Cohen, Charles Chaplin'in başyapıtı The Great Dictator'den esinlenmiş anlaşılan. Diktatörün yerine geçen 'benzeri' burada farklı bir biçimde uygulanıyor. Tesadüf yerini bir komploya bırakıyor ve hikaye Amerika'ya uzandığında Diktatör Aladeen, vasıfsız bir mülteciye dönüşüp çırpınırken -yabancısı olduğu bir kültüre ayak uydurma ve normal-sıradan bir insan olma çabası filmin komiklik katsayısını yukarı çekmeyi başarıyor- diğer yandan kukla gibi oynatılan dublorü, ülkesi Wadiya'ya demokrasi getirmenin eşiğindedir.

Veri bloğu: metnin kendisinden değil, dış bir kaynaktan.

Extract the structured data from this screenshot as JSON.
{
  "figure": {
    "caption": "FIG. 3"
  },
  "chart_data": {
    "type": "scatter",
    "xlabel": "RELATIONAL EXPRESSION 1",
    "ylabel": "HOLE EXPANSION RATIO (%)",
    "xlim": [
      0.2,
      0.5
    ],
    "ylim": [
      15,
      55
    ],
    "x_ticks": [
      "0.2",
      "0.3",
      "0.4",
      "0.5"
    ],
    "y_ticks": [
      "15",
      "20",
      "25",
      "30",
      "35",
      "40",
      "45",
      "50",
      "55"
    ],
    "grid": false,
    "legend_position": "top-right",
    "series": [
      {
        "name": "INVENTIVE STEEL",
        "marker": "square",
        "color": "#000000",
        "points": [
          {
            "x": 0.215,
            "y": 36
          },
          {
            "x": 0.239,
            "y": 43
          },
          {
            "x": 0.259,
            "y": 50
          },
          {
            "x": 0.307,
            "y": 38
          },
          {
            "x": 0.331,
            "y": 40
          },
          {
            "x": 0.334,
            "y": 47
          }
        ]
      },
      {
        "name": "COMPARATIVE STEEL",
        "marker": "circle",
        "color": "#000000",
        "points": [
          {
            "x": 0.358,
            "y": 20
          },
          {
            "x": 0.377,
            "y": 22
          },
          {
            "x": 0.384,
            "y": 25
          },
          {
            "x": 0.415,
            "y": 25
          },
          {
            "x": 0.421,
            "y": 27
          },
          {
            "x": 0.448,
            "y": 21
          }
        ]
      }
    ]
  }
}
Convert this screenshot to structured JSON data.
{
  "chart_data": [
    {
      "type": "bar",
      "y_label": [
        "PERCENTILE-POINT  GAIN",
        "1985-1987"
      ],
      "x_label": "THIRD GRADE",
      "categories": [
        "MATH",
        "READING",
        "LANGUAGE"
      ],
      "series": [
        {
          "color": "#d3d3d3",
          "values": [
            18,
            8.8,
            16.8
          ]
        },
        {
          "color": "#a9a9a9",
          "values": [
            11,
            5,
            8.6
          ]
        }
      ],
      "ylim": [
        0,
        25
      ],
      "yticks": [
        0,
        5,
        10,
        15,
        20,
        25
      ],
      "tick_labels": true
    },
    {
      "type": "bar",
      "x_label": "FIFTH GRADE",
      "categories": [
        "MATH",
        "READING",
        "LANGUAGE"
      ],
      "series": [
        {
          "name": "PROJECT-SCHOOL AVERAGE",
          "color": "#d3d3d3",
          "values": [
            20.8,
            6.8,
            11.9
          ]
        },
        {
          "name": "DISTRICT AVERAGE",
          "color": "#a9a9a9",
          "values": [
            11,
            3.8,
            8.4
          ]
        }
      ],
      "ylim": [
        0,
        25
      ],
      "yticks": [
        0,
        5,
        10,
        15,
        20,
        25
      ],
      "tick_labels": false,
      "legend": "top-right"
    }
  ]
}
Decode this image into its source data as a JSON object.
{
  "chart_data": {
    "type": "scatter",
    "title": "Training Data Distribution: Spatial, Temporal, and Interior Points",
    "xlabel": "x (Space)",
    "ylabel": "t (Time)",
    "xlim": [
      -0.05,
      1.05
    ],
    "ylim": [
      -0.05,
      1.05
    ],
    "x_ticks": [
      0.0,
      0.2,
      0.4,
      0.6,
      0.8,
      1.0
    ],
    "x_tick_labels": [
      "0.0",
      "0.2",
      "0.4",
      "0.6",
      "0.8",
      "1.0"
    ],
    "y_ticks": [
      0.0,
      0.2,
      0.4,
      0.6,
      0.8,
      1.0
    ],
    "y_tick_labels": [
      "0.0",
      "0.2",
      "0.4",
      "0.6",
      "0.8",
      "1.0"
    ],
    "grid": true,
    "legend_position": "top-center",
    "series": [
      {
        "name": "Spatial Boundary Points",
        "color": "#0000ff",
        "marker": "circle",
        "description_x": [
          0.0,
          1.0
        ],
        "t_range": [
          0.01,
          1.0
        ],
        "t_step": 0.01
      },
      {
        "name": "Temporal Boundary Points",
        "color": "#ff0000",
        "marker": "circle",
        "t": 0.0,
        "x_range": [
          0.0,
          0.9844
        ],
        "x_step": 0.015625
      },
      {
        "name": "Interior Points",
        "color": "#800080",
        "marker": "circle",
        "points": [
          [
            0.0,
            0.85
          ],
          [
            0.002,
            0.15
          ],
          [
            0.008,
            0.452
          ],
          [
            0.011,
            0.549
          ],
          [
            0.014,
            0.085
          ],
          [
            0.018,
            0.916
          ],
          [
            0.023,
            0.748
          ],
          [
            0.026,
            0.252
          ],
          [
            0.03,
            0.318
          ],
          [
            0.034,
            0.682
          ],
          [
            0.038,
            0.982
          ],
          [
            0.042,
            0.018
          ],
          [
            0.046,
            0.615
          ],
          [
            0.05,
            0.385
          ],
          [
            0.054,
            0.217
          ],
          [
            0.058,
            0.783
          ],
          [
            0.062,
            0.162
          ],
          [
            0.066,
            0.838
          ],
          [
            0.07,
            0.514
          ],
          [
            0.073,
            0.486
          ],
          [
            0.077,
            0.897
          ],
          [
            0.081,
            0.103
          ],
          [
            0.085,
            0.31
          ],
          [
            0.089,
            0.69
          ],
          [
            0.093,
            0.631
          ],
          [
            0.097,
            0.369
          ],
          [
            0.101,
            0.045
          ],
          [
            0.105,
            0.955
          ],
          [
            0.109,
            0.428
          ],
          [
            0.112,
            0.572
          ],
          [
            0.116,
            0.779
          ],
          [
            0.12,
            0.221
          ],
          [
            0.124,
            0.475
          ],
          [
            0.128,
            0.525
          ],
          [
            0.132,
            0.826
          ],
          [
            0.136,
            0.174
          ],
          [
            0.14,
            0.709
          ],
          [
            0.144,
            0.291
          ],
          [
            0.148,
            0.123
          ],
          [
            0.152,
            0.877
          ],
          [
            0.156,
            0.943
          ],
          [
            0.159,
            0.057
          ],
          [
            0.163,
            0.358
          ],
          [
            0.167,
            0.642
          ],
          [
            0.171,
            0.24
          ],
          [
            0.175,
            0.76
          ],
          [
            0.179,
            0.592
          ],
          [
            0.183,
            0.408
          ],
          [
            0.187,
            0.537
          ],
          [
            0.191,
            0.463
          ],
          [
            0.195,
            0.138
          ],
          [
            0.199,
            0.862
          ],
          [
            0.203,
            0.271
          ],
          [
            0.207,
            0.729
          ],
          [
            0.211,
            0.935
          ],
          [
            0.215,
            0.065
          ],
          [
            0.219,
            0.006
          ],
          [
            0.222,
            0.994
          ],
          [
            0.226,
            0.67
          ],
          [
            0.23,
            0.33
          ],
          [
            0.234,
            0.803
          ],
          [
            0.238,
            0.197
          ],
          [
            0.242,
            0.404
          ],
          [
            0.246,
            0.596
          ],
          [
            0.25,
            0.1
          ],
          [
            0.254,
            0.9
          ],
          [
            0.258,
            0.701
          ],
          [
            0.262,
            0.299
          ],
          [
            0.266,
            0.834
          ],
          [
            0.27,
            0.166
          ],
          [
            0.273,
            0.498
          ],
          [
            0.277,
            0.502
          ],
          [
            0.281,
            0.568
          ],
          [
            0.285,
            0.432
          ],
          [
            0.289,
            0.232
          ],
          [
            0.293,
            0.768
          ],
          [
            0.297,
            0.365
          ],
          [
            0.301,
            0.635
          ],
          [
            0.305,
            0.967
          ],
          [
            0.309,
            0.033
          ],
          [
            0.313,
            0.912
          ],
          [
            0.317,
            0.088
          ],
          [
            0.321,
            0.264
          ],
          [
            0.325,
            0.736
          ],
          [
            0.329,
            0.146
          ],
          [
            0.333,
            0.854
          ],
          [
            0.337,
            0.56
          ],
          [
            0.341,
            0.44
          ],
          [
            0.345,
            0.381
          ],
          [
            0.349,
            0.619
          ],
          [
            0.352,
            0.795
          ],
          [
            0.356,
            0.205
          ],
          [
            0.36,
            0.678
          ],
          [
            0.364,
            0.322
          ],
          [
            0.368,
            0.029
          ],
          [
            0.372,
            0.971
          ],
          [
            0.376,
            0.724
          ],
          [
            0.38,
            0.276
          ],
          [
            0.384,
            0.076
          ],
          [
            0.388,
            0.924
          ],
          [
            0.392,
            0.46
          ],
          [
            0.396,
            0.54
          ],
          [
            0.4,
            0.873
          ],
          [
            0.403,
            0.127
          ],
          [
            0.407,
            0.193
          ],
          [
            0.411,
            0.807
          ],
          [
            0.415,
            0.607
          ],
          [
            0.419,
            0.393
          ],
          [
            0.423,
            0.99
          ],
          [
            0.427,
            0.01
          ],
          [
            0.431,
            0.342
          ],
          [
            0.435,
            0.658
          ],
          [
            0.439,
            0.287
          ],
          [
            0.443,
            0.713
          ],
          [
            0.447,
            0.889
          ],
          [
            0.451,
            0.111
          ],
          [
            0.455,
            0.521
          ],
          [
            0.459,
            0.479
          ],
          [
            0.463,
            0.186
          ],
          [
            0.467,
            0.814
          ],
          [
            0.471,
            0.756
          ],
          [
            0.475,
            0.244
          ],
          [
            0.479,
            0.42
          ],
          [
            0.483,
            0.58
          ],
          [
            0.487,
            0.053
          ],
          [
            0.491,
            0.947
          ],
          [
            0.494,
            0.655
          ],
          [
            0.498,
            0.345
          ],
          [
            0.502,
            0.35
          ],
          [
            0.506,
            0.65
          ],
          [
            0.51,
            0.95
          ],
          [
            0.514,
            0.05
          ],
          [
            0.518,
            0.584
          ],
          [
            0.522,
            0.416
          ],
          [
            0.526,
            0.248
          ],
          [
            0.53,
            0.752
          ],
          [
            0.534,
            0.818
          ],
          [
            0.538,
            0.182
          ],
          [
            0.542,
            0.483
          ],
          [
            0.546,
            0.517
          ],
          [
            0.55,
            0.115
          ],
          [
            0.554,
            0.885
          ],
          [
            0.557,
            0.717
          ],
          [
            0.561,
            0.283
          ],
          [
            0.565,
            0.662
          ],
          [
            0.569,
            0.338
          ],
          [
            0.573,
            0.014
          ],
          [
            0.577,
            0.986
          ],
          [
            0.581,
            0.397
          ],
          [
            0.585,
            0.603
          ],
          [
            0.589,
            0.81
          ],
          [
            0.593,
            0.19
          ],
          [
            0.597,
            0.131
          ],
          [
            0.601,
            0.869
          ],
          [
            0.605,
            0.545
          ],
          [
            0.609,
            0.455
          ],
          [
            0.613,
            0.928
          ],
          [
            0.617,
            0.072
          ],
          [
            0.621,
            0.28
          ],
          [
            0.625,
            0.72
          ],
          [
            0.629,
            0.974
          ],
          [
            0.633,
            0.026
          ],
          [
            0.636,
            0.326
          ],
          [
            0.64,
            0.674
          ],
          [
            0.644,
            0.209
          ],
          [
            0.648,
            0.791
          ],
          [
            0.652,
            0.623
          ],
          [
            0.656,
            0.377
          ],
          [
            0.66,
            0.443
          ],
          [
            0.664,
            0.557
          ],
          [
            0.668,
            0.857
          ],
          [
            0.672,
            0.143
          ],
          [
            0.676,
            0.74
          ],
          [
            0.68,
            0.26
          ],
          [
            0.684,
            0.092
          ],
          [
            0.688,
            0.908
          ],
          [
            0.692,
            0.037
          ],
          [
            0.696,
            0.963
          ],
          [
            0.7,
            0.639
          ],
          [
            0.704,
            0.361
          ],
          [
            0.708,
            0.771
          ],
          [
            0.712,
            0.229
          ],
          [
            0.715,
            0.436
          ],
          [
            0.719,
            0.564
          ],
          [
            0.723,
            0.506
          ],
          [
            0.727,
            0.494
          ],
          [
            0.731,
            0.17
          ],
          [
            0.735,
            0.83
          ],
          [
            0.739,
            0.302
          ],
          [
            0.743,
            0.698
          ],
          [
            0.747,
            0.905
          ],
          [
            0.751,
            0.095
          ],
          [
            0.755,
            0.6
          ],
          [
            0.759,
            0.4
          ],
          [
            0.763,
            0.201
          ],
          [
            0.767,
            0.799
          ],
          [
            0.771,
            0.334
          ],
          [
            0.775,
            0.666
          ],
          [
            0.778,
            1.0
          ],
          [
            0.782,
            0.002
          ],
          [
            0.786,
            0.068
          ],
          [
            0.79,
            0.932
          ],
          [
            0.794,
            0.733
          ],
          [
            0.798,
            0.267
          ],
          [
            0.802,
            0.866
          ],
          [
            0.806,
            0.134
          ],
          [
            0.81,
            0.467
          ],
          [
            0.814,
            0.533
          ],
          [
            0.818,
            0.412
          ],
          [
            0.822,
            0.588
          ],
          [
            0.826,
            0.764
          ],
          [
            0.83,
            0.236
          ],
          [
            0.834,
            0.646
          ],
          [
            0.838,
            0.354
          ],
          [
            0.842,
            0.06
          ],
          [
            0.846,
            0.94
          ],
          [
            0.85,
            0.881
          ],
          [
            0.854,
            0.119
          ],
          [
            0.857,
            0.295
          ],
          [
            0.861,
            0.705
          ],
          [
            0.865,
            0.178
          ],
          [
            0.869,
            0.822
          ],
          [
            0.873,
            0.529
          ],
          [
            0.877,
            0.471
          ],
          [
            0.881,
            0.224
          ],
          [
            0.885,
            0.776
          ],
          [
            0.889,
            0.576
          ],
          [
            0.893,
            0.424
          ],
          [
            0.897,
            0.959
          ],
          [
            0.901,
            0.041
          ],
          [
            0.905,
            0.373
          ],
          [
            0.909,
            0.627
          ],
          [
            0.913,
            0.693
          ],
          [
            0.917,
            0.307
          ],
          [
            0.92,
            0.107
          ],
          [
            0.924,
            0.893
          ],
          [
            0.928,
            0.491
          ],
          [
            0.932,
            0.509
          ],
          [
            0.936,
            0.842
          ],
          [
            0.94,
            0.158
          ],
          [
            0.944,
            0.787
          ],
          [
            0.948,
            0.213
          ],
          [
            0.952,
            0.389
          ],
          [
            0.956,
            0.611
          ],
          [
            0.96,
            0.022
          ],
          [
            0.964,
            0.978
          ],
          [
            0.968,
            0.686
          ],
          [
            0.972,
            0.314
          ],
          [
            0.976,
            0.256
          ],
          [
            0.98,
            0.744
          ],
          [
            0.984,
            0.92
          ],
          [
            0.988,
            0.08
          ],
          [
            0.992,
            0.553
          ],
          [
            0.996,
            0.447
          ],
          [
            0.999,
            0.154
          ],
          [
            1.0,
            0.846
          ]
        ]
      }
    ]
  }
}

Kuzey Afrika ülkelerindeki demokratikleşme-özgürleşme sürecinin bir benzeri, 11 Eylül sonrası Amerikan halkının İslama ve Araplara bakışı -hiç eksik olmayan absürd mizah anlayışıyla- eleştirel bir boyuta da taşınarak içi boş bir komedi filmi olmanın ötesine geçebiliyor.

Son söz: The Dictator'ü ne kadar seveceğiniz veya sevip sevmeyeceğiniz mizah anlayışınıza daha çok da absürd mizaha bakışınıza kalmış. 2012'nin en iyi komedisi...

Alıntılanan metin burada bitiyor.